Sunday, 30 March 2014

How do you know whether the ECP treatment is working?

It has been roughly a couple of months since I last mentioned how my skin GVHD is responding to ECP, and in that time I've had a further three treatments, bringing me to a grand total of twelve; The next is due to start in just over two weeks on the 15th of April (day +439). During that period, there have been some tweaks to how my skin GVHD is treated, but the real question is whether the ECP is actually working.

The Tweaks

You may remember that after my tenth ECP treatment I was hoping to reduce their frequency from two-weekly to four-weekly. However, when that time came, the doctor instead decided to try reducing their frequency to three-weekly, whilst also reducing my Ciclosporin (immune suppressant) dose from 50mg/day to 25mg/day.
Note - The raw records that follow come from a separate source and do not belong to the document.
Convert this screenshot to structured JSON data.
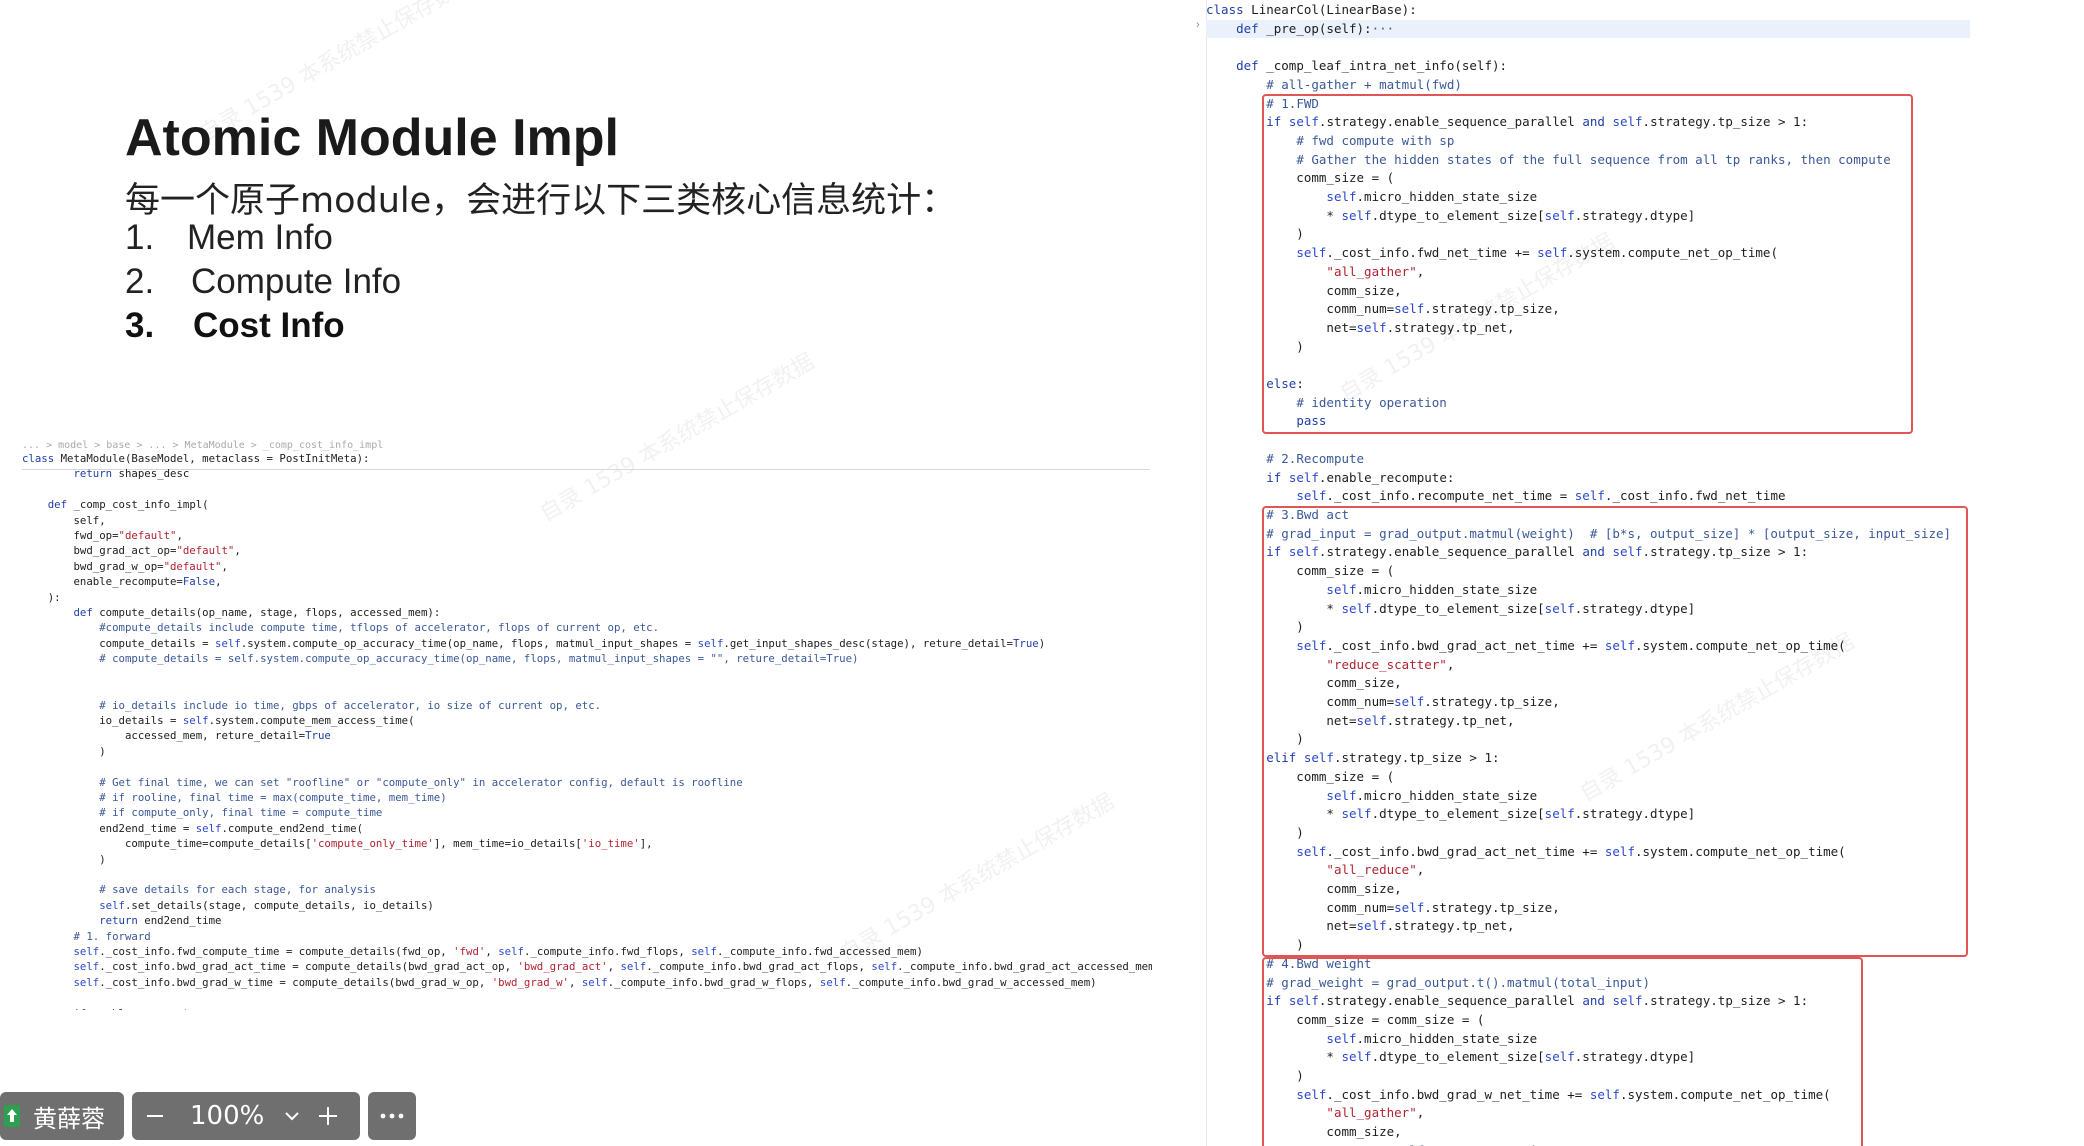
{
  "slide": {
    "title": "Atomic Module Impl",
    "subtitle": "每一个原子module，会进行以下三类核心信息统计：",
    "points": [
      {
        "num": "1.",
        "text": "Mem Info"
      },
      {
        "num": "2.",
        "text": "Compute Info"
      },
      {
        "num": "3.",
        "text": "Cost Info"
      }
    ]
  },
  "watermark": "自录 1539 本系统禁止保存数据",
  "left_code": {
    "breadcrumb": "... > model > base > ... > MetaModule > _comp_cost_info_impl",
    "lines": [
      [
        {
          "t": "class",
          "c": "kw"
        },
        {
          "t": " MetaModule(BaseModel, metaclass = PostInitMeta):"
        }
      ],
      [
        {
          "t": "        "
        },
        {
          "t": "return",
          "c": "kw"
        },
        {
          "t": " shapes_desc"
        }
      ],
      [],
      [
        {
          "t": "    "
        },
        {
          "t": "def",
          "c": "kw"
        },
        {
          "t": " _comp_cost_info_impl("
        }
      ],
      [
        {
          "t": "        self,"
        }
      ],
      [
        {
          "t": "        fwd_op="
        },
        {
          "t": "\"default\"",
          "c": "str"
        },
        {
          "t": ","
        }
      ],
      [
        {
          "t": "        bwd_grad_act_op="
        },
        {
          "t": "\"default\"",
          "c": "str"
        },
        {
          "t": ","
        }
      ],
      [
        {
          "t": "        bwd_grad_w_op="
        },
        {
          "t": "\"default\"",
          "c": "str"
        },
        {
          "t": ","
        }
      ],
      [
        {
          "t": "        enable_recompute="
        },
        {
          "t": "False",
          "c": "kw"
        },
        {
          "t": ","
        }
      ],
      [
        {
          "t": "    ):"
        }
      ],
      [
        {
          "t": "        "
        },
        {
          "t": "def",
          "c": "kw"
        },
        {
          "t": " compute_details(op_name, stage, flops, accessed_mem):"
        }
      ],
      [
        {
          "t": "            "
        },
        {
          "t": "#compute_details include compute time, tflops of accelerator, flops of current op, etc.",
          "c": "cm"
        }
      ],
      [
        {
          "t": "            compute_details = "
        },
        {
          "t": "self",
          "c": "slf"
        },
        {
          "t": ".system.compute_op_accuracy_time(op_name, flops, matmul_input_shapes = "
        },
        {
          "t": "self",
          "c": "slf"
        },
        {
          "t": ".get_input_shapes_desc(stage), reture_detail="
        },
        {
          "t": "True",
          "c": "kw"
        },
        {
          "t": ")"
        }
      ],
      [
        {
          "t": "            "
        },
        {
          "t": "# compute_details = self.system.compute_op_accuracy_time(op_name, flops, matmul_input_shapes = \"\", reture_detail=True)",
          "c": "cm"
        }
      ],
      [],
      [],
      [
        {
          "t": "            "
        },
        {
          "t": "# io_details include io time, gbps of accelerator, io size of current op, etc.",
          "c": "cm"
        }
      ],
      [
        {
          "t": "            io_details = "
        },
        {
          "t": "self",
          "c": "slf"
        },
        {
          "t": ".system.compute_mem_access_time("
        }
      ],
      [
        {
          "t": "                accessed_mem, reture_detail="
        },
        {
          "t": "True",
          "c": "kw"
        }
      ],
      [
        {
          "t": "            )"
        }
      ],
      [],
      [
        {
          "t": "            "
        },
        {
          "t": "# Get final time, we can set \"roofline\" or \"compute_only\" in accelerator config, default is roofline",
          "c": "cm"
        }
      ],
      [
        {
          "t": "            "
        },
        {
          "t": "# if rooline, final time = max(compute_time, mem_time)",
          "c": "cm"
        }
      ],
      [
        {
          "t": "            "
        },
        {
          "t": "# if compute_only, final time = compute_time",
          "c": "cm"
        }
      ],
      [
        {
          "t": "            end2end_time = "
        },
        {
          "t": "self",
          "c": "slf"
        },
        {
          "t": ".compute_end2end_time("
        }
      ],
      [
        {
          "t": "                compute_time=compute_details["
        },
        {
          "t": "'compute_only_time'",
          "c": "str"
        },
        {
          "t": "], mem_time=io_details["
        },
        {
          "t": "'io_time'",
          "c": "str"
        },
        {
          "t": "],"
        }
      ],
      [
        {
          "t": "            )"
        }
      ],
      [],
      [
        {
          "t": "            "
        },
        {
          "t": "# save details for each stage, for analysis",
          "c": "cm"
        }
      ],
      [
        {
          "t": "            "
        },
        {
          "t": "self",
          "c": "slf"
        },
        {
          "t": ".set_details(stage, compute_details, io_details)"
        }
      ],
      [
        {
          "t": "            "
        },
        {
          "t": "return",
          "c": "kw"
        },
        {
          "t": " end2end_time"
        }
      ],
      [
        {
          "t": "        "
        },
        {
          "t": "# 1. forward",
          "c": "cm"
        }
      ],
      [
        {
          "t": "        "
        },
        {
          "t": "self",
          "c": "slf"
        },
        {
          "t": "._cost_info.fwd_compute_time = compute_details(fwd_op, "
        },
        {
          "t": "'fwd'",
          "c": "str"
        },
        {
          "t": ", "
        },
        {
          "t": "self",
          "c": "slf"
        },
        {
          "t": "._compute_info.fwd_flops, "
        },
        {
          "t": "self",
          "c": "slf"
        },
        {
          "t": "._compute_info.fwd_accessed_mem)"
        }
      ],
      [
        {
          "t": "        "
        },
        {
          "t": "self",
          "c": "slf"
        },
        {
          "t": "._cost_info.bwd_grad_act_time = compute_details(bwd_grad_act_op, "
        },
        {
          "t": "'bwd_grad_act'",
          "c": "str"
        },
        {
          "t": ", "
        },
        {
          "t": "self",
          "c": "slf"
        },
        {
          "t": "._compute_info.bwd_grad_act_flops, "
        },
        {
          "t": "self",
          "c": "slf"
        },
        {
          "t": "._compute_info.bwd_grad_act_accessed_mem)"
        }
      ],
      [
        {
          "t": "        "
        },
        {
          "t": "self",
          "c": "slf"
        },
        {
          "t": "._cost_info.bwd_grad_w_time = compute_details(bwd_grad_w_op, "
        },
        {
          "t": "'bwd_grad_w'",
          "c": "str"
        },
        {
          "t": ", "
        },
        {
          "t": "self",
          "c": "slf"
        },
        {
          "t": "._compute_info.bwd_grad_w_flops, "
        },
        {
          "t": "self",
          "c": "slf"
        },
        {
          "t": "._compute_info.bwd_grad_w_accessed_mem)"
        }
      ],
      [],
      [
        {
          "t": "        "
        },
        {
          "t": "if",
          "c": "kw"
        },
        {
          "t": " enable_recompute:"
        }
      ]
    ]
  },
  "right_code": {
    "lines": [
      [
        {
          "t": "class",
          "c": "kw"
        },
        {
          "t": " LinearCol(LinearBase):"
        }
      ],
      [
        {
          "t": "    "
        },
        {
          "t": "def",
          "c": "kw"
        },
        {
          "t": " _pre_op(self):"
        },
        {
          "t": "···",
          "c": "cm"
        }
      ],
      [],
      [
        {
          "t": "    "
        },
        {
          "t": "def",
          "c": "kw"
        },
        {
          "t": " _comp_leaf_intra_net_info(self):"
        }
      ],
      [
        {
          "t": "        "
        },
        {
          "t": "# all-gather + matmul(fwd)",
          "c": "cm"
        }
      ],
      [
        {
          "t": "        "
        },
        {
          "t": "# 1.FWD",
          "c": "cm"
        }
      ],
      [
        {
          "t": "        "
        },
        {
          "t": "if",
          "c": "kw"
        },
        {
          "t": " "
        },
        {
          "t": "self",
          "c": "slf"
        },
        {
          "t": ".strategy.enable_sequence_parallel "
        },
        {
          "t": "and",
          "c": "kw"
        },
        {
          "t": " "
        },
        {
          "t": "self",
          "c": "slf"
        },
        {
          "t": ".strategy.tp_size > 1:"
        }
      ],
      [
        {
          "t": "            "
        },
        {
          "t": "# fwd compute with sp",
          "c": "cm"
        }
      ],
      [
        {
          "t": "            "
        },
        {
          "t": "# Gather the hidden states of the full sequence from all tp ranks, then compute",
          "c": "cm"
        }
      ],
      [
        {
          "t": "            comm_size = ("
        }
      ],
      [
        {
          "t": "                "
        },
        {
          "t": "self",
          "c": "slf"
        },
        {
          "t": ".micro_hidden_state_size"
        }
      ],
      [
        {
          "t": "                * "
        },
        {
          "t": "self",
          "c": "slf"
        },
        {
          "t": ".dtype_to_element_size["
        },
        {
          "t": "self",
          "c": "slf"
        },
        {
          "t": ".strategy.dtype]"
        }
      ],
      [
        {
          "t": "            )"
        }
      ],
      [
        {
          "t": "            "
        },
        {
          "t": "self",
          "c": "slf"
        },
        {
          "t": "._cost_info.fwd_net_time += "
        },
        {
          "t": "self",
          "c": "slf"
        },
        {
          "t": ".system.compute_net_op_time("
        }
      ],
      [
        {
          "t": "                "
        },
        {
          "t": "\"all_gather\"",
          "c": "str"
        },
        {
          "t": ","
        }
      ],
      [
        {
          "t": "                comm_size,"
        }
      ],
      [
        {
          "t": "                comm_num="
        },
        {
          "t": "self",
          "c": "slf"
        },
        {
          "t": ".strategy.tp_size,"
        }
      ],
      [
        {
          "t": "                net="
        },
        {
          "t": "self",
          "c": "slf"
        },
        {
          "t": ".strategy.tp_net,"
        }
      ],
      [
        {
          "t": "            )"
        }
      ],
      [],
      [
        {
          "t": "        "
        },
        {
          "t": "else",
          "c": "kw"
        },
        {
          "t": ":"
        }
      ],
      [
        {
          "t": "            "
        },
        {
          "t": "# identity operation",
          "c": "cm"
        }
      ],
      [
        {
          "t": "            "
        },
        {
          "t": "pass",
          "c": "kw"
        }
      ],
      [],
      [
        {
          "t": "        "
        },
        {
          "t": "# 2.Recompute",
          "c": "cm"
        }
      ],
      [
        {
          "t": "        "
        },
        {
          "t": "if",
          "c": "kw"
        },
        {
          "t": " "
        },
        {
          "t": "self",
          "c": "slf"
        },
        {
          "t": ".enable_recompute:"
        }
      ],
      [
        {
          "t": "            "
        },
        {
          "t": "self",
          "c": "slf"
        },
        {
          "t": "._cost_info.recompute_net_time = "
        },
        {
          "t": "self",
          "c": "slf"
        },
        {
          "t": "._cost_info.fwd_net_time"
        }
      ],
      [
        {
          "t": "        "
        },
        {
          "t": "# 3.Bwd act",
          "c": "cm"
        }
      ],
      [
        {
          "t": "        "
        },
        {
          "t": "# grad_input = grad_output.matmul(weight)  # [b*s, output_size] * [output_size, input_size]",
          "c": "cm"
        }
      ],
      [
        {
          "t": "        "
        },
        {
          "t": "if",
          "c": "kw"
        },
        {
          "t": " "
        },
        {
          "t": "self",
          "c": "slf"
        },
        {
          "t": ".strategy.enable_sequence_parallel "
        },
        {
          "t": "and",
          "c": "kw"
        },
        {
          "t": " "
        },
        {
          "t": "self",
          "c": "slf"
        },
        {
          "t": ".strategy.tp_size > 1:"
        }
      ],
      [
        {
          "t": "            comm_size = ("
        }
      ],
      [
        {
          "t": "                "
        },
        {
          "t": "self",
          "c": "slf"
        },
        {
          "t": ".micro_hidden_state_size"
        }
      ],
      [
        {
          "t": "                * "
        },
        {
          "t": "self",
          "c": "slf"
        },
        {
          "t": ".dtype_to_element_size["
        },
        {
          "t": "self",
          "c": "slf"
        },
        {
          "t": ".strategy.dtype]"
        }
      ],
      [
        {
          "t": "            )"
        }
      ],
      [
        {
          "t": "            "
        },
        {
          "t": "self",
          "c": "slf"
        },
        {
          "t": "._cost_info.bwd_grad_act_net_time += "
        },
        {
          "t": "self",
          "c": "slf"
        },
        {
          "t": ".system.compute_net_op_time("
        }
      ],
      [
        {
          "t": "                "
        },
        {
          "t": "\"reduce_scatter\"",
          "c": "str"
        },
        {
          "t": ","
        }
      ],
      [
        {
          "t": "                comm_size,"
        }
      ],
      [
        {
          "t": "                comm_num="
        },
        {
          "t": "self",
          "c": "slf"
        },
        {
          "t": ".strategy.tp_size,"
        }
      ],
      [
        {
          "t": "                net="
        },
        {
          "t": "self",
          "c": "slf"
        },
        {
          "t": ".strategy.tp_net,"
        }
      ],
      [
        {
          "t": "            )"
        }
      ],
      [
        {
          "t": "        "
        },
        {
          "t": "elif",
          "c": "kw"
        },
        {
          "t": " "
        },
        {
          "t": "self",
          "c": "slf"
        },
        {
          "t": ".strategy.tp_size > 1:"
        }
      ],
      [
        {
          "t": "            comm_size = ("
        }
      ],
      [
        {
          "t": "                "
        },
        {
          "t": "self",
          "c": "slf"
        },
        {
          "t": ".micro_hidden_state_size"
        }
      ],
      [
        {
          "t": "                * "
        },
        {
          "t": "self",
          "c": "slf"
        },
        {
          "t": ".dtype_to_element_size["
        },
        {
          "t": "self",
          "c": "slf"
        },
        {
          "t": ".strategy.dtype]"
        }
      ],
      [
        {
          "t": "            )"
        }
      ],
      [
        {
          "t": "            "
        },
        {
          "t": "self",
          "c": "slf"
        },
        {
          "t": "._cost_info.bwd_grad_act_net_time += "
        },
        {
          "t": "self",
          "c": "slf"
        },
        {
          "t": ".system.compute_net_op_time("
        }
      ],
      [
        {
          "t": "                "
        },
        {
          "t": "\"all_reduce\"",
          "c": "str"
        },
        {
          "t": ","
        }
      ],
      [
        {
          "t": "                comm_size,"
        }
      ],
      [
        {
          "t": "                comm_num="
        },
        {
          "t": "self",
          "c": "slf"
        },
        {
          "t": ".strategy.tp_size,"
        }
      ],
      [
        {
          "t": "                net="
        },
        {
          "t": "self",
          "c": "slf"
        },
        {
          "t": ".strategy.tp_net,"
        }
      ],
      [
        {
          "t": "            )"
        }
      ],
      [
        {
          "t": "        "
        },
        {
          "t": "# 4.Bwd weight",
          "c": "cm"
        }
      ],
      [
        {
          "t": "        "
        },
        {
          "t": "# grad_weight = grad_output.t().matmul(total_input)",
          "c": "cm"
        }
      ],
      [
        {
          "t": "        "
        },
        {
          "t": "if",
          "c": "kw"
        },
        {
          "t": " "
        },
        {
          "t": "self",
          "c": "slf"
        },
        {
          "t": ".strategy.enable_sequence_parallel "
        },
        {
          "t": "and",
          "c": "kw"
        },
        {
          "t": " "
        },
        {
          "t": "self",
          "c": "slf"
        },
        {
          "t": ".strategy.tp_size > 1:"
        }
      ],
      [
        {
          "t": "            comm_size = comm_size = ("
        }
      ],
      [
        {
          "t": "                "
        },
        {
          "t": "self",
          "c": "slf"
        },
        {
          "t": ".micro_hidden_state_size"
        }
      ],
      [
        {
          "t": "                * "
        },
        {
          "t": "self",
          "c": "slf"
        },
        {
          "t": ".dtype_to_element_size["
        },
        {
          "t": "self",
          "c": "slf"
        },
        {
          "t": ".strategy.dtype]"
        }
      ],
      [
        {
          "t": "            )"
        }
      ],
      [
        {
          "t": "            "
        },
        {
          "t": "self",
          "c": "slf"
        },
        {
          "t": "._cost_info.bwd_grad_w_net_time += "
        },
        {
          "t": "self",
          "c": "slf"
        },
        {
          "t": ".system.compute_net_op_time("
        }
      ],
      [
        {
          "t": "                "
        },
        {
          "t": "\"all_gather\"",
          "c": "str"
        },
        {
          "t": ","
        }
      ],
      [
        {
          "t": "                comm_size,"
        }
      ],
      [
        {
          "t": "                comm_num="
        },
        {
          "t": "self",
          "c": "slf"
        },
        {
          "t": ".strategy.tp_size,"
        }
      ]
    ]
  },
  "toolbar": {
    "user_name": "黄薛蓉",
    "zoom": "100%",
    "zoom_out_icon": "minus-icon",
    "zoom_in_icon": "plus-icon",
    "dropdown_icon": "chevron-down-icon",
    "more_icon": "more-dots-icon",
    "upload_icon": "upload-arrow-icon",
    "chip_icon_color": "#2e9e4f"
  }
}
The reason being that my skin GVHD didn't quite look under sufficient control to make the jump from two-weekly to four-weekly, hence splitting the difference made more sense. In addition, I was asked to apply Hydrocortisone cream for a week on the back of my hands, and for a few days around my mouth, as the skin GVHD was worst there.

After my eleventh ECP treatment, the doctor decided to continue as is, but to amend my use of creams, as my skin was quite dry, flaky and itchy, with varying degrees of discolouration/redness: I was prescribed Betnovate cream for use on my arms and legs as they were the worst affected areas, as well as some Diprobase cream to help moisturise all of my skin. The Betnovate cream is roughly one hundred times stronger than the Hydrocortisone cream, and the Diprobase cream consists of such a high percentage of paraffin that it comes with a warning that it will make you flammable! (I had been using Aqueous cream, but the Diprobase cream is a stronger moisturiser.)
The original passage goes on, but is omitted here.